Core Concepts

What you’ll learn

  • Key high-level concepts for using Artillery
  • Configuration and scenario sections in Artillery test scripts
  • What load phases and virtual users are

High-level view

Artillery runs performance tests against backend services. You write test definitions, and Artillery runs them for you.

A test definition is written as a YAML file (with the option for near-infinite customization with Node.js code, which may use any public or private npm packages). The artillery CLI is then used to run that test definition.

Test definitions

A test definition has two main parts: configuration and one or more scenarios.
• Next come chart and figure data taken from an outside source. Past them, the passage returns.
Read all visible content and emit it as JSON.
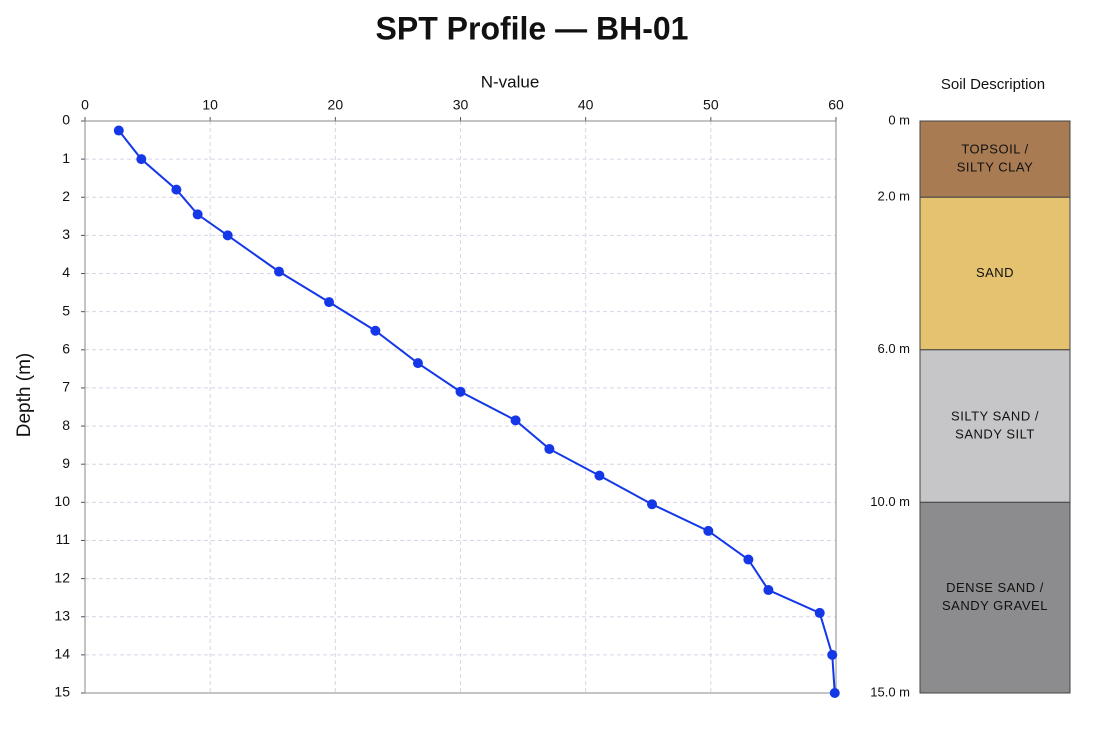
{
  "chart_data": [
    {
      "type": "line",
      "title": "SPT Profile — BH-01",
      "xlabel": "N-value",
      "ylabel": "Depth (m)",
      "x": [
        2.7,
        4.5,
        7.3,
        9.0,
        11.4,
        15.5,
        19.5,
        23.2,
        26.6,
        30.0,
        34.4,
        37.1,
        41.1,
        45.3,
        49.8,
        53.0,
        54.6,
        58.7,
        59.7,
        59.9
      ],
      "values": [
        0.25,
        1.0,
        1.8,
        2.45,
        3.0,
        3.95,
        4.75,
        5.5,
        6.35,
        7.1,
        7.85,
        8.6,
        9.3,
        10.05,
        10.75,
        11.5,
        12.3,
        12.9,
        14.0,
        15.0
      ],
      "color": "#1437e8",
      "xlim": [
        0,
        60
      ],
      "xticks": [
        0,
        10,
        20,
        30,
        40,
        50,
        60
      ],
      "ylim": [
        0,
        15
      ],
      "yticks": [
        0,
        1,
        2,
        3,
        4,
        5,
        6,
        7,
        8,
        9,
        10,
        11,
        12,
        13,
        14,
        15
      ],
      "y_inverted": true,
      "grid": true
    },
    {
      "type": "strata",
      "title": "Soil Description",
      "ylim": [
        0,
        15
      ],
      "boundaries": [
        {
          "value": 0,
          "label": "0 m"
        },
        {
          "value": 2,
          "label": "2.0 m"
        },
        {
          "value": 6,
          "label": "6.0 m"
        },
        {
          "value": 10,
          "label": "10.0 m"
        },
        {
          "value": 15,
          "label": "15.0 m"
        }
      ],
      "layers": [
        {
          "lines": [
            "TOPSOIL /",
            "SILTY CLAY"
          ],
          "color": "#a97b52"
        },
        {
          "lines": [
            "SAND"
          ],
          "color": "#e4c270"
        },
        {
          "lines": [
            "SILTY SAND /",
            "SANDY SILT"
          ],
          "color": "#c6c6c8"
        },
        {
          "lines": [
            "DENSE SAND /",
            "SANDY GRAVEL"
          ],
          "color": "#8c8c8e"
        }
      ]
    }
  ]
}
  1. Configuration is where you define the endpoint(s) on which the system under test can be accessed, define load phases for the test run, load data from external CSV files, configure any plugins etc.
  2. Scenarios describe the actions which a virtual user created by Artillery will take. For example, if you’re testing a RESTful ecommerce backend, a scenario may be composed of:
    1. Making a request to the search API endpoint to search for a product.
    2. Making a request to add one of the products returned in the results to basket.
    3. Loading the basket.
    4. Initiating the checkout flow.

Load phases and virtual users

These two concepts are fundamental to how Artillery works, and for being able to use Artillery to its full potential.

A load phase tells Artillery how many virtual users to create over a period of time. Load phases is how you model load on a service for the duration of a test run. A load test will usually have multiple load phases, such as a warm up phase, followed by a gentle ramp up phase, which is then followed by one or more heavy load phases. Let’s look at an example:

- duration: 300
arrivalRate: 10
name: Warm up phase

This code describes a load phase which lasts 300 seconds (or 5 minutes), where 10 new virtual users will be created every second.
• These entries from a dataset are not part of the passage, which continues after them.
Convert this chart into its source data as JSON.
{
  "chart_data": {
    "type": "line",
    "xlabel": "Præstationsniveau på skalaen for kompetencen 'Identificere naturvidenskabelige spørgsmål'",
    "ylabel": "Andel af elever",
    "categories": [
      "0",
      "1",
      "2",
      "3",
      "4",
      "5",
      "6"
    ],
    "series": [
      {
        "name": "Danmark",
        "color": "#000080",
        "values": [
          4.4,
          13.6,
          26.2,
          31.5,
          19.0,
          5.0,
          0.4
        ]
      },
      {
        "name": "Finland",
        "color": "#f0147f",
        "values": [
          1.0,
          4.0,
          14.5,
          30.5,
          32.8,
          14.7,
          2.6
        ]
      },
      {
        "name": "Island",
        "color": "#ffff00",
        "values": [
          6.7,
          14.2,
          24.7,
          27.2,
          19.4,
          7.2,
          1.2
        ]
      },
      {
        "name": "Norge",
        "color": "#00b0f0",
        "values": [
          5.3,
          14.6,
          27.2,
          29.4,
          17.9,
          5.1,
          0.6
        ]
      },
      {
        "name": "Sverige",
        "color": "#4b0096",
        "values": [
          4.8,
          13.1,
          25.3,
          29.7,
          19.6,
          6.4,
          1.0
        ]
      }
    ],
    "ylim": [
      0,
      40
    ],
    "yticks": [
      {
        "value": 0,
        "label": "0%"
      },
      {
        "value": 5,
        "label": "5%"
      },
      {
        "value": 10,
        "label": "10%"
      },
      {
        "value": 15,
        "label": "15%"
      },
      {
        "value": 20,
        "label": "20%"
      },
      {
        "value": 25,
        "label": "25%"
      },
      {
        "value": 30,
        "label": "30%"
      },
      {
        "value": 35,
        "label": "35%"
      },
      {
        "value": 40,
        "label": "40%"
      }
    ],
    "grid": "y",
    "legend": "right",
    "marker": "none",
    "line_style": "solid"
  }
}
A “virtual user” is exactly what the name suggests - a simulation of a real user (or a client) using the service. Each virtual user is completely independent of other virtual users - just like in the real world. For example, when testing an HTTP-based service, each virtual user will open & maintain its own TCP connection(s), will have its own set of cookies if sent by the server etc.

Each virtual user will pick and run one of the scenarios in the test definition and run it to completion. A test run ends when all virtual users finish running their scenarios. This is an important distinction to understand: the duration of a test is not the combined duration of all of its load phases, but the amount of time it takes for all virtual users created in those load phases to finish their scenarios.

Example - How long will a test run for?

Let’s look at an example. Imagine we define a test with a single load phase which lasts five seconds and creates one virtual user every second (so a total of fives virtual users will be created). The test definition contains a single scenario, which sends a few HTTP requests one after another.

How long will that test take to run?

The answer is “it depends”, with a couple of factors that need to be considered:

  1. How quickly the target service can respond to each request, which will vary for different kinds of requests (e.g. a GET request that returns a cached value vs a POST that creates a new record in a database)
  2. How quickly the service will actually respond to requests. The response time from the service will likely change as more load is placed on the it, i.e. it will probably get slower at some point
  3. Network latency and performance which can add some overhead to how long a request takes to be completed, before the virtual user moves on to the next one
  4. The number of steps in the scenario

This can be visualized with the following (oversimplified) diagram:

Artillery vusers

The horizontal axis is time, starting at 0. Each blue line represents a single virtual user running their scenario from start to finish. Five users are created in the first five seconds of the test.

Even though each scenario definition is the same, the amount of time different virtual users will take to complete their scenario will vary, due to the factors described above, with the total running time of the test in this made-up imaginary example of 30+ seconds.